Теперь Матвей увидел самого себя, деловито выскакивающего из стеклянных дверей то ли банка, то ли офисного центра – кейс в руке, другая в кармане брюк. Вот он поднял голову, вот можно различить выражение лица… Очень похож на меня, подумал Матвей, но явно не я. Сходство, конечно, необычайное. Прическа, одежда и кейс такой же… Походка и все жесты в целом близки к оригиналу… Лицо практически неотличимо…

– Это я? – с изумлением спросил он.

– Конечно. Что, не похож?

– Нет. Я – другой. То есть был другой…

– Какой?

– Совершенно другой! Нормальный! Этот – какой-то… дурак дураком… Что за взгляд, у меня никогда не было такого взгляда, похотливо-вороватого! Плечи сгорблены, сутулится… Уши торчат. Явно не я. Этот – нелепый какой-то, странный, весь перекошенный… Одежда висит, как на вешалке. Пиджак мой, да. И галстук. И телефон узнаю, мой телефон, спорить не буду… Но сам человек – не я, безусловно. Это похоже на трехмерную карикатуру на настоящего меня.

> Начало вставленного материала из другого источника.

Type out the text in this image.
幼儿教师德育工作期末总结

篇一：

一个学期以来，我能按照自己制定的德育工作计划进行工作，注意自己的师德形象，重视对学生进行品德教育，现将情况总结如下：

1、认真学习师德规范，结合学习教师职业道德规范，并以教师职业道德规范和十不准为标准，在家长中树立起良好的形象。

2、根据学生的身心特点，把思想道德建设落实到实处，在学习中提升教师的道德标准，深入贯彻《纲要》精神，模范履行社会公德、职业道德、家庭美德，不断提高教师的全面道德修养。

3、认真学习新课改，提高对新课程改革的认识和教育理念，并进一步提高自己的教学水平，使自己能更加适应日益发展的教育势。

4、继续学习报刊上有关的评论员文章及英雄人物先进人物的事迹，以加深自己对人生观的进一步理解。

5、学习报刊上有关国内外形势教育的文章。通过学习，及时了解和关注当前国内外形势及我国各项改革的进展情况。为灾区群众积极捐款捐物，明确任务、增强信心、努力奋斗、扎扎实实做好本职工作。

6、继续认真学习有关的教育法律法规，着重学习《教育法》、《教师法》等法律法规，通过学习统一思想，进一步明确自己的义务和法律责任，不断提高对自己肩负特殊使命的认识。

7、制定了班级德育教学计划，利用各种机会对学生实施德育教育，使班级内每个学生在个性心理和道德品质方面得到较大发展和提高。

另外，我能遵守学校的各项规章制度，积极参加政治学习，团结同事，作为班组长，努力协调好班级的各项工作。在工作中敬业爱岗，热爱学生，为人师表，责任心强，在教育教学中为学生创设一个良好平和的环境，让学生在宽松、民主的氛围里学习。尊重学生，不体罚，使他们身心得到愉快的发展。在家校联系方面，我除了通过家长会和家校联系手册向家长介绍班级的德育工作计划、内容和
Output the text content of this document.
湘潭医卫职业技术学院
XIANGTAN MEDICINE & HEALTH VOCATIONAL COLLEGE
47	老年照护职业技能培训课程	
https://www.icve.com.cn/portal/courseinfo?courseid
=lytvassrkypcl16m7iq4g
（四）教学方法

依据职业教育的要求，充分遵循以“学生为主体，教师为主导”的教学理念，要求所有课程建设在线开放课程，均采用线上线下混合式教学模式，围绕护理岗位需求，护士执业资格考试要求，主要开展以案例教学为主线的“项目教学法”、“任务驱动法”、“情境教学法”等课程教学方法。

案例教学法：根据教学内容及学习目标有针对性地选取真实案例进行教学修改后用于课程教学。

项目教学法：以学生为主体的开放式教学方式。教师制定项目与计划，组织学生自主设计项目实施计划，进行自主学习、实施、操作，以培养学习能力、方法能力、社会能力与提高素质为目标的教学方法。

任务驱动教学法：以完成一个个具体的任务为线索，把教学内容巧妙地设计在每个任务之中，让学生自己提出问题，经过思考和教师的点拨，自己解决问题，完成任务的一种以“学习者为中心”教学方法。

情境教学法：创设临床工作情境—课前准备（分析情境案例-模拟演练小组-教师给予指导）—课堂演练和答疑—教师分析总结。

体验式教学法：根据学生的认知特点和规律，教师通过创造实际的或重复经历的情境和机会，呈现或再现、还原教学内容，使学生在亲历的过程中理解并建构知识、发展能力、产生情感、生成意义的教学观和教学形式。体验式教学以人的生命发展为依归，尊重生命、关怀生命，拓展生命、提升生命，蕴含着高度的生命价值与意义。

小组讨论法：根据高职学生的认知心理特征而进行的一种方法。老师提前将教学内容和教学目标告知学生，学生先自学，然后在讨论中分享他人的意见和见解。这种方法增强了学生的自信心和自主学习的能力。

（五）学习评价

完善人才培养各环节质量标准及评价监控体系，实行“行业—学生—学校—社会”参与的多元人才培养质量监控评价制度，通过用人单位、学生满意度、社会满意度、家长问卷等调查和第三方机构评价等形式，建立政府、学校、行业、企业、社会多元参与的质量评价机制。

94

– И тем не менее это ты и есть. Ответь, помнишь ли ты момент, когда тебе впервые довелось услышать собственный голос, записанный на магнитофонную ленту?

– Конечно, – сказал Матвей. – Еще в детстве. От отца остался старый катушечный магнитофон. Я себя и записал. Из любопытства. Потом хохотал до упаду…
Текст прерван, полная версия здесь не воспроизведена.